Smartphones e inovação para combater o desmatamento

Um dos grandes problemas que afeta o mundo atualmente é o mal uso que nós, seres humanos, fazemos das grandes reservas naturais que está à nossa disposição para manutenção da própria existência humana. Entre outras atitudes deploráveis está o desmatamento das florestas, especialmente na Amazônia. Contudo, um sistema simples e barato pode ajudar a inibir o desmatamento.

Ecologia
5 meses atrás
Smartphones e inovação para combater o desmatamento
Foto: Reprodução

A quantas anda o desmatamento na Amazônia?

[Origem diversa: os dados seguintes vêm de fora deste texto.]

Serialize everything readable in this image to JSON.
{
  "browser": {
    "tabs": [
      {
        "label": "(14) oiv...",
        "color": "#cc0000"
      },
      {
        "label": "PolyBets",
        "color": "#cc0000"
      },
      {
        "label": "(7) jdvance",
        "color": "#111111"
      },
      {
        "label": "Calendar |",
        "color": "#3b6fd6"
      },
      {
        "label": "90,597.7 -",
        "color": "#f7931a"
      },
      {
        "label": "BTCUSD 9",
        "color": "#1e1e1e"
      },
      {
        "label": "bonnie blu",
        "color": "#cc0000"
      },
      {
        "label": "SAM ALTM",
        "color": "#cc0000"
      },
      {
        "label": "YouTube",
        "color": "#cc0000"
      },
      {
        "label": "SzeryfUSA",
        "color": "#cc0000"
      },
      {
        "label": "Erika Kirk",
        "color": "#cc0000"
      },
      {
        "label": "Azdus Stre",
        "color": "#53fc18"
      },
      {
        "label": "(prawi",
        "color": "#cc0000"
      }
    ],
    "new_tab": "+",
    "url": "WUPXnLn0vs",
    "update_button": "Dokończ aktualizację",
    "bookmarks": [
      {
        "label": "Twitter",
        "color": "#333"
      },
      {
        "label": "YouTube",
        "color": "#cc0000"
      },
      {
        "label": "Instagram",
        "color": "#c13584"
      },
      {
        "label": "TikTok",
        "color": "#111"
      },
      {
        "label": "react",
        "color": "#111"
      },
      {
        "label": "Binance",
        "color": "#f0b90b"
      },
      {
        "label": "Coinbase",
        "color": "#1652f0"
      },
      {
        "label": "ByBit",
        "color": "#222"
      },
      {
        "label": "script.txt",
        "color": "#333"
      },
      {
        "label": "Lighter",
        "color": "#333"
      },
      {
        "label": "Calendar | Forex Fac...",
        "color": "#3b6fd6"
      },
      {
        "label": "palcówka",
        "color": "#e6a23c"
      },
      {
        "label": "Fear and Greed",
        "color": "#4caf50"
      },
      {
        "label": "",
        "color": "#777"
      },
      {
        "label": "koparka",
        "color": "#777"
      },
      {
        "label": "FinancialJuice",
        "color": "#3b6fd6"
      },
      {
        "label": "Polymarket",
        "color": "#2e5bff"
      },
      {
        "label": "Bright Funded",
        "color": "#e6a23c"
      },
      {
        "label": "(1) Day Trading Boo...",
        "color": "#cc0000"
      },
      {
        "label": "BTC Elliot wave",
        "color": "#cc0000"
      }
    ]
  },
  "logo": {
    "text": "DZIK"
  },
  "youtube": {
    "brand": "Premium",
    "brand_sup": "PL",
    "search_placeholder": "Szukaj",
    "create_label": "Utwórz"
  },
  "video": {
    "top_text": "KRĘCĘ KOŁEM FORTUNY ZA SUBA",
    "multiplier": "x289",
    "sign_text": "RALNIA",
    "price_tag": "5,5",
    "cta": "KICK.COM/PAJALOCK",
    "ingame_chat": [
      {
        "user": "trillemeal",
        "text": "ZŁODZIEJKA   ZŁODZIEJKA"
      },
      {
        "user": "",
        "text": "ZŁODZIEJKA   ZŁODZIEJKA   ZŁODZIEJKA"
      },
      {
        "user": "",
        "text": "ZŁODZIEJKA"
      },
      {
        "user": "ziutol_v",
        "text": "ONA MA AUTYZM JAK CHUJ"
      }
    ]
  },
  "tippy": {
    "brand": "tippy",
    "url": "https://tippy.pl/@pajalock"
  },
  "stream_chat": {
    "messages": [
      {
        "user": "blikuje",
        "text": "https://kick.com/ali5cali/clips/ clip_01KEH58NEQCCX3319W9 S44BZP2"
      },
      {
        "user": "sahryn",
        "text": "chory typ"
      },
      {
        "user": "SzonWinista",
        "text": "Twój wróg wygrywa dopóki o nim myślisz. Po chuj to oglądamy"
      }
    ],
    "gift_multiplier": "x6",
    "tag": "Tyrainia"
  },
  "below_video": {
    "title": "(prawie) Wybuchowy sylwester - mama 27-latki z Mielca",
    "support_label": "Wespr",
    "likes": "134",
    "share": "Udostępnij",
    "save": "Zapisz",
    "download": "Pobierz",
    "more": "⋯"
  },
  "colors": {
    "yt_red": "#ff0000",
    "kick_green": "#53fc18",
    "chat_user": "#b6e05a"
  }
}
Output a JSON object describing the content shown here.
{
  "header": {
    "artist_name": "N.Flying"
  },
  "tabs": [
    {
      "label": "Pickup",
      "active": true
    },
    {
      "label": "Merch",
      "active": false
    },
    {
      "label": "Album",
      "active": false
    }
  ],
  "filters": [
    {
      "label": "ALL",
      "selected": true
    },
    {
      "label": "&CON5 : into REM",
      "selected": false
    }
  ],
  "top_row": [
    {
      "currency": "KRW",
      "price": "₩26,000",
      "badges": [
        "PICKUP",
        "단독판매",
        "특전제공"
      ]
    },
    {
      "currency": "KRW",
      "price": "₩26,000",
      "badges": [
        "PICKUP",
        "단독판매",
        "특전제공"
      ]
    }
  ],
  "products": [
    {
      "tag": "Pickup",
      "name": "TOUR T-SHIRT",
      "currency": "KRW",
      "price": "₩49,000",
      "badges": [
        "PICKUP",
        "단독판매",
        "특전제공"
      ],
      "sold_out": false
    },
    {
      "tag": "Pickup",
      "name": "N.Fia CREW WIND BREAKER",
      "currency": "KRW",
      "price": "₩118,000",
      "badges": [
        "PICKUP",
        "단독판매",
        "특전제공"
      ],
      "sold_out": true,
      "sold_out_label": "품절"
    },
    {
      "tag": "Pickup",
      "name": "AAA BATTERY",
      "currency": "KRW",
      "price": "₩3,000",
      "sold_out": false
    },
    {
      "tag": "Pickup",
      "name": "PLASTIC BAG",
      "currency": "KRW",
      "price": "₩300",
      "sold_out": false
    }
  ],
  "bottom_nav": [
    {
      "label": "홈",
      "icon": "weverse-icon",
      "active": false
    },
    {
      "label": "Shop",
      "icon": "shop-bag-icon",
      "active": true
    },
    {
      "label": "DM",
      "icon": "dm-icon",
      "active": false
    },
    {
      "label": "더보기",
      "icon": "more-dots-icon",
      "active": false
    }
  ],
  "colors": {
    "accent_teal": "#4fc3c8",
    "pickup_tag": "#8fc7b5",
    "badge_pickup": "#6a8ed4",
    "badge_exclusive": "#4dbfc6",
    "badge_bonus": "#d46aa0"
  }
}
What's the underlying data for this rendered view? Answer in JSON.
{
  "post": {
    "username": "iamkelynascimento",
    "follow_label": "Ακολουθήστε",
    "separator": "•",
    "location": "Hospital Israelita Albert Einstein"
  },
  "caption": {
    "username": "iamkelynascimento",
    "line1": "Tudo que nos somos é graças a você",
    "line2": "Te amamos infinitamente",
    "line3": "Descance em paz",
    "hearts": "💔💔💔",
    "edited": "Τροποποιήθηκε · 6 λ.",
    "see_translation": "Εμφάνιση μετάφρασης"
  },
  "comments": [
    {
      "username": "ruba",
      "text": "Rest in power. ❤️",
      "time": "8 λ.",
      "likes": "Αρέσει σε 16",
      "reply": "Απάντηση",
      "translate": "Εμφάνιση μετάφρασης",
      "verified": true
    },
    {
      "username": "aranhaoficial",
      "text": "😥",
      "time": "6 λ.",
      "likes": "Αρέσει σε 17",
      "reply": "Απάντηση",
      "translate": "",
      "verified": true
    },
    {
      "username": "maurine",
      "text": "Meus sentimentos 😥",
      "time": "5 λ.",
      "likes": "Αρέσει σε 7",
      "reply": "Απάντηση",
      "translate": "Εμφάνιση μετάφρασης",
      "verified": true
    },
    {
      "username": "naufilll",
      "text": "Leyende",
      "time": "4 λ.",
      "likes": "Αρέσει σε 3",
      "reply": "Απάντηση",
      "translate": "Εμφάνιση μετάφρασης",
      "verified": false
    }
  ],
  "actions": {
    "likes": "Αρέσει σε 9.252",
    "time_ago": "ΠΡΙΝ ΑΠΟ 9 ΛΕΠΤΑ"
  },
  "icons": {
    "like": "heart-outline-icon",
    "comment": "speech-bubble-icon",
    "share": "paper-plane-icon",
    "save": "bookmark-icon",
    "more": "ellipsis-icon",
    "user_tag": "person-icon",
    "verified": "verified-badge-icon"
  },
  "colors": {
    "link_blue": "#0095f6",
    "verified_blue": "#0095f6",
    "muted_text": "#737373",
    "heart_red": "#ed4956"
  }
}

A Amazônia, como costumamos dizer, é o pulmão do mundo. Isso não é um puro eufemismo, de fato, ali encontramos 1/4 de toda biodiversidade do planeta. Entretanto, nos últimos 50 anos mais de 20% de suas florestas foram destruídos completamente pelo desmatamento. A continuar nesse ritmo, ela teria no máximo uns 200 anos de vida. Pobre das gerações futuras que arcarão com as funestas consequências dessa atrocidade.

Uma solução possível, simples e barata

Seria muito triste assistirmos a essa tragédia sem fazer nada para a impedir. Se por um lado seres humanos desapiedados destroem um patrimônio nacional – e de certa forma mundial – deve ser verdade também que outros seres humanos com compaixão e senso de responsabilidade ajam de forma a evitá-la, tanto quanto lhes seja possível. Do contrário, não seremos tão diferentes dos que destroem nossas florestas.

Mas como podemos fazer isso na prática? Existe um meio concreto de colaborar para que o desmatamento acabe ou diminua significativamente? Sim, esse meio existe, é possível, simples e muito barato. Ele na verdade está ao alcance de nossas mãos, literalmente.

A tribo indígena Tembé ocupa uma área de aproximadamente 2.800 km2 da floresta tropical amazônica, área que já foi destruída em 30% por atividades ilegais. Para esses indígenas, nas palavras de seu cacique, a vida e a floresta estão interligadas, e quando se derruba uma árvore é como destruir uma parte de sua cultura, de sua história, de sua vida.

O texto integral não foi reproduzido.